Saying goodbye to the wonderful friends in Boston wasn't easy but I'm hoping to see everyone soon, either in Boston or Florida. I won't go into the specifics of my goodbye because those are my personal memories but I will say that I was so touched by them.  I am so grateful for the wonderful people I have in my life. This is the third big move I've made (NY to England, England to MA, and now MA to FL) and the goodbyes don't get easier.

I packed up all of my worldly goods into a box in order to have them shipped south (thanks to Josh and Stacey for the help!).


I'm so happy that everything fit, especially my bike. On Monday, June 25th, the truck came and picked up the box:

On that same day I got a ride down to CT (thanks to Cat), to meet up with Jay and Cheryl. We celebrated Jay's 30th birth with dinner and a movie. I'm pretty sure Brave could be my life....except my mom has yet to try to force me to marry someone for the sake of our Scottish clan :).

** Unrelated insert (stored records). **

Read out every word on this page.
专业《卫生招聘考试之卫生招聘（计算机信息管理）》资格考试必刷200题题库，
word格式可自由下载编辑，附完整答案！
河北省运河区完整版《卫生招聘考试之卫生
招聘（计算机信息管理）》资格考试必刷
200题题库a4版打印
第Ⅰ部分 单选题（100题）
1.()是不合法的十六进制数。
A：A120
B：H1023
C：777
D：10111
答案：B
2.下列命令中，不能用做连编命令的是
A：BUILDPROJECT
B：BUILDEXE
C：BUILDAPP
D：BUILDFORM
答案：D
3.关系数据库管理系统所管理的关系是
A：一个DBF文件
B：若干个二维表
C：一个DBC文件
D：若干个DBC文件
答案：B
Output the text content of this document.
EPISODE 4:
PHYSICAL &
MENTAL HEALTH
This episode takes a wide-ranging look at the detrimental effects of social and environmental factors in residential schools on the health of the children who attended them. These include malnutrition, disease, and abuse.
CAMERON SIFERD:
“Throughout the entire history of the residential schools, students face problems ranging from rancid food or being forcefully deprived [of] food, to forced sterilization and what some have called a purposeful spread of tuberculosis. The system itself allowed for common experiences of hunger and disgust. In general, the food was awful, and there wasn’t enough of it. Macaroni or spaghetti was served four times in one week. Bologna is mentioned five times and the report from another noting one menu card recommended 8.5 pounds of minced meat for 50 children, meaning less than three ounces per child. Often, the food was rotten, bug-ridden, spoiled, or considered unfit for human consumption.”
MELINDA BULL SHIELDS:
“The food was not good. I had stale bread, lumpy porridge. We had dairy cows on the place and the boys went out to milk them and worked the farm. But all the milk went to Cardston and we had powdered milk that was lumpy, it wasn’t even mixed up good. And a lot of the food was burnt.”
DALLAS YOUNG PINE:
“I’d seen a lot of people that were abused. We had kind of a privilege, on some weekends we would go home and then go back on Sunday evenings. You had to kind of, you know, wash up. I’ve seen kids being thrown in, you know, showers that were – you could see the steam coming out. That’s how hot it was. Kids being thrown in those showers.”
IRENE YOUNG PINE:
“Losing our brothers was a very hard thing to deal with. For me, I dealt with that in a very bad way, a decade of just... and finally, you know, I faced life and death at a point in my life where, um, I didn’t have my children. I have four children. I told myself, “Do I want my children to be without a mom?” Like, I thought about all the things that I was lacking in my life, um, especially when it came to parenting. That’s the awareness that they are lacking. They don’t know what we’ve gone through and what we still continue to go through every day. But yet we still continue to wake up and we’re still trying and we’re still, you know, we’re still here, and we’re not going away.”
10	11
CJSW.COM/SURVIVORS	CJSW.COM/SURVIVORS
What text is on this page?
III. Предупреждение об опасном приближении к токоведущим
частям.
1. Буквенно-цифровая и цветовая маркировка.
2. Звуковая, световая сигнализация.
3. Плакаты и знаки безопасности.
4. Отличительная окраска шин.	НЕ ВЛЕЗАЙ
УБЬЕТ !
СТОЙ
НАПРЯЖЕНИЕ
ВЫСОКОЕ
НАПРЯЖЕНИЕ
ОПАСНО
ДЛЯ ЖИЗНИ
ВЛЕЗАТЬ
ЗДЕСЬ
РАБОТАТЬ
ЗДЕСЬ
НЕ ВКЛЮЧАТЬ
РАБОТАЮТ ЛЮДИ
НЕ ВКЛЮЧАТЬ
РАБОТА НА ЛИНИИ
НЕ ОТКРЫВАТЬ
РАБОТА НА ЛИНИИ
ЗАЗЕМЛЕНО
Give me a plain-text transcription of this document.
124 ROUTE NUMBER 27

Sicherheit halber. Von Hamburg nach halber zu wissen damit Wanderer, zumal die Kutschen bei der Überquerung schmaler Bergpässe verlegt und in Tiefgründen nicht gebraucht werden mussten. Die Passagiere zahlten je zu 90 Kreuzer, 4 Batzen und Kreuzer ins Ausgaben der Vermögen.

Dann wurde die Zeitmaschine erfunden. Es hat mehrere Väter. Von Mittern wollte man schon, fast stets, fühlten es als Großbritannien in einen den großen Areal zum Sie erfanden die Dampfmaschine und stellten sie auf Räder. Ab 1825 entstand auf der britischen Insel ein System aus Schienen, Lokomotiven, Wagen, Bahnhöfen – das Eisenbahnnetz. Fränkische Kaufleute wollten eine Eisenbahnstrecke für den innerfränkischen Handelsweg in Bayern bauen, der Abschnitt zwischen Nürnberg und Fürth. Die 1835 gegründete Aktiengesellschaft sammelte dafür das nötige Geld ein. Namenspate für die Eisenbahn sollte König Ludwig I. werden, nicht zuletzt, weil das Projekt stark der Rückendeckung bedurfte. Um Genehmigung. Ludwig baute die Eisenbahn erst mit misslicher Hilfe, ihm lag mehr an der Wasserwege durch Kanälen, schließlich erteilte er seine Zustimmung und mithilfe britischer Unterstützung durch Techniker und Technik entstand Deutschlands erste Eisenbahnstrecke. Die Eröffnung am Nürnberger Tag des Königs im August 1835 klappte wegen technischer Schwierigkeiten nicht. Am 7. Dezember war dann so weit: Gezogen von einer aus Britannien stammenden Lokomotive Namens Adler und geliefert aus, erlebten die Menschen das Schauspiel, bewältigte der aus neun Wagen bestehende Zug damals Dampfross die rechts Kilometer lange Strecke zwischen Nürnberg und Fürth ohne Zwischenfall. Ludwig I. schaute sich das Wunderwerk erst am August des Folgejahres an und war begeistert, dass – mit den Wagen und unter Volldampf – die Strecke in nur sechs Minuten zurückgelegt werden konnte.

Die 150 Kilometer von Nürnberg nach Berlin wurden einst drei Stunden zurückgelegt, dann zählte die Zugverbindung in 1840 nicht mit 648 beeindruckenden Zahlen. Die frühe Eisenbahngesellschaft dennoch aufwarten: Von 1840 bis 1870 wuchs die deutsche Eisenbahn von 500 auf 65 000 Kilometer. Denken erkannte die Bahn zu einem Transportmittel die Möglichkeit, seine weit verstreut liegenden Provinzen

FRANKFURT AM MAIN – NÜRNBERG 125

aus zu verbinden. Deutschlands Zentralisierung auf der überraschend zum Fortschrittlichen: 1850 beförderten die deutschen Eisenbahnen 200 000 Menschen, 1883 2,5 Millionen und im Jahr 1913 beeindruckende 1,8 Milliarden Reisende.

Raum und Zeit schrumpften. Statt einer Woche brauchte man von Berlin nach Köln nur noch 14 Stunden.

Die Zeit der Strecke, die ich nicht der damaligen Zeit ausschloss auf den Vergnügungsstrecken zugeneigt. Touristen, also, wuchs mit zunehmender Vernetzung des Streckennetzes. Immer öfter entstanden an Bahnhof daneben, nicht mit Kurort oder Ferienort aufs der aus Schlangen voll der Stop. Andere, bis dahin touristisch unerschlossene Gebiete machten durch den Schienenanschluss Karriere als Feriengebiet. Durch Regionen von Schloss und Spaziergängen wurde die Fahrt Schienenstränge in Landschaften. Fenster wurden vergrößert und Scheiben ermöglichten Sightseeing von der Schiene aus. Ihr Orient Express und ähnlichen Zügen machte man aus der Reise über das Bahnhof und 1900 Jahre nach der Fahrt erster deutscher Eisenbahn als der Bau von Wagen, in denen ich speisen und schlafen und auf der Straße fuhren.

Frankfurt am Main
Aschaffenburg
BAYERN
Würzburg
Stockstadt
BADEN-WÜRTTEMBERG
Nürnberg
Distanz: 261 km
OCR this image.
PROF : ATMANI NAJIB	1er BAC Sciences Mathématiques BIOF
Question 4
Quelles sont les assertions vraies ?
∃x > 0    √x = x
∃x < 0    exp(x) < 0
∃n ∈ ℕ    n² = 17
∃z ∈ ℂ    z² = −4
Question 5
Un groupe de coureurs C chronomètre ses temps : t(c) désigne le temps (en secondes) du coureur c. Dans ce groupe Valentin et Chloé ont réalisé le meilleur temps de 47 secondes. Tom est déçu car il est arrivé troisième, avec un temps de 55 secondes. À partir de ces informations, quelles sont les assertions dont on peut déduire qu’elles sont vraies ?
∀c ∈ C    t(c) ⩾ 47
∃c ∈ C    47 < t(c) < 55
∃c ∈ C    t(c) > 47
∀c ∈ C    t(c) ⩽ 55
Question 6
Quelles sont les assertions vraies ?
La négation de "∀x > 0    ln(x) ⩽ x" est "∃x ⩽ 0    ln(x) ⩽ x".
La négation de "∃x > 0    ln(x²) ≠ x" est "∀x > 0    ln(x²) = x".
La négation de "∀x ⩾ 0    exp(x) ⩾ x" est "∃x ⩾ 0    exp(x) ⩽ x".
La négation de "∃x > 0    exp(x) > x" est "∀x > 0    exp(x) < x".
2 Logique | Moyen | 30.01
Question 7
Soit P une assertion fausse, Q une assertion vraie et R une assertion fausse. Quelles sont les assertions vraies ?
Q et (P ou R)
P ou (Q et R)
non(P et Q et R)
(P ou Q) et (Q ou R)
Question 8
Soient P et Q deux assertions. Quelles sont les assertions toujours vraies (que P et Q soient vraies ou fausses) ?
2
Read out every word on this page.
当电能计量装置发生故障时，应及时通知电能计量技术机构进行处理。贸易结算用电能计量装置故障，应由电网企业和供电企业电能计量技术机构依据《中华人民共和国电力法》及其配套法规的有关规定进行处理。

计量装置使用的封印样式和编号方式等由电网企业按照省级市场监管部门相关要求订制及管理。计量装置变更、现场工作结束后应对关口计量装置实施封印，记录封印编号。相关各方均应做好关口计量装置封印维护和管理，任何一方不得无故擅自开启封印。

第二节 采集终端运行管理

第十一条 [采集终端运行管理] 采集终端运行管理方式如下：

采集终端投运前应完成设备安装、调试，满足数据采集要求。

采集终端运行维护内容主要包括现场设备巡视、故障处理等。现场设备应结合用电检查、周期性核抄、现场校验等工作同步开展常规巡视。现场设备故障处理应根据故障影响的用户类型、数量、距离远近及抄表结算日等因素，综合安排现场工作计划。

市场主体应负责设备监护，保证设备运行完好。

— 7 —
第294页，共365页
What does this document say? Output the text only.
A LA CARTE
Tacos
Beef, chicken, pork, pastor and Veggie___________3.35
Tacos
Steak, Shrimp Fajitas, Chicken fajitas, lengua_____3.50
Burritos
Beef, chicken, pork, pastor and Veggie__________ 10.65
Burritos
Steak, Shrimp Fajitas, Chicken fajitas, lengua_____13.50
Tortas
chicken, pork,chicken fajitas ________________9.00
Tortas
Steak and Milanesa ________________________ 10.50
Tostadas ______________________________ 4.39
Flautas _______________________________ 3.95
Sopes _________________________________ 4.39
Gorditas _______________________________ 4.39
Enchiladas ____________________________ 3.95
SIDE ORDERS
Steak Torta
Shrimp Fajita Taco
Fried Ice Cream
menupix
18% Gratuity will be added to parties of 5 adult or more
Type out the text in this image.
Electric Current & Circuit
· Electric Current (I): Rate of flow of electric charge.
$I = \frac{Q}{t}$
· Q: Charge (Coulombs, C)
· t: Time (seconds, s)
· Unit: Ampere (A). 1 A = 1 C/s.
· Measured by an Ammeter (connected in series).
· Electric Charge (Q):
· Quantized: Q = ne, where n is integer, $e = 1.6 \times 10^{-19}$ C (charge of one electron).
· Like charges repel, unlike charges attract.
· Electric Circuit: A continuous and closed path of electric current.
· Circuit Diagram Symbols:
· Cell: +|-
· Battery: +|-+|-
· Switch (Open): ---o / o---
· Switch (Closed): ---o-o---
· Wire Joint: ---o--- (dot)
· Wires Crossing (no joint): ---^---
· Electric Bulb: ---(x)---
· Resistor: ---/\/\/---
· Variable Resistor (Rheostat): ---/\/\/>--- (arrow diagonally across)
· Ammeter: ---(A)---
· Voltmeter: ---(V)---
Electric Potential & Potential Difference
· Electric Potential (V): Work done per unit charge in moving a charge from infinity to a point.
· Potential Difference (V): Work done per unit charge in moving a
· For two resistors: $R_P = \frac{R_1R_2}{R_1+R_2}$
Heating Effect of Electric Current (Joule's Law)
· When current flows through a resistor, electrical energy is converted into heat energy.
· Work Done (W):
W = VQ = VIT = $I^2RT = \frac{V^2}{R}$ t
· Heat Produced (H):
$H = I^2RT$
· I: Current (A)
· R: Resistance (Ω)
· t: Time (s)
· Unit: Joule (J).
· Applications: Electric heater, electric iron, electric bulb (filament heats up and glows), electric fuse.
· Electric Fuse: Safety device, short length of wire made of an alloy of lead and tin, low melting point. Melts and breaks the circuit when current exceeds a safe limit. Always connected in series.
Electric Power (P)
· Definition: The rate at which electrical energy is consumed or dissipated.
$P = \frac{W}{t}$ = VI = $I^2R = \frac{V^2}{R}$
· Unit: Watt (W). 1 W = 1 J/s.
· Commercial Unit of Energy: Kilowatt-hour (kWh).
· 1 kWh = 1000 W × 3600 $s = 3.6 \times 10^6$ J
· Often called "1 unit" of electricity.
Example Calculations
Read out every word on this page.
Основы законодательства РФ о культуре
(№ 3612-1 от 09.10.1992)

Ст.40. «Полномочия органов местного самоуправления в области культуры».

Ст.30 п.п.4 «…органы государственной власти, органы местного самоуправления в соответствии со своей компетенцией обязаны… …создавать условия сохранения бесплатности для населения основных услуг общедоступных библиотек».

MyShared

On June 26th we jumped on a plane bound for Orlando. Despite moving three times before finding a seat with a working tv the flight was pretty comfortable. We flew over tropical storm Debby right around Georgia/northern Florida. The ride got pretty bumpy around then. The most intense moment was when there was so much turbulence I got jerked out of my seat. I've never experienced turbulence like that so I was a bit freaked out for a little while, only finding it awesome/fun once we landed safely.

My first two days in Florida have been relatively quiet. Jay and Cheryl went back to work and I've been lurking around the house and hanging out with this kid:
Today I scheduled an interview at a local hospital for July 16th. I'm still looking at other positions but it feels good to have something on the books. It makes me feel like I can relax a little and enjoy this time off...maybe with some coffee and breakfast on the back porch.

I am missing my Bostonians already but I'm feeling really good about this move. I always have a room for visitors so let's start making plans!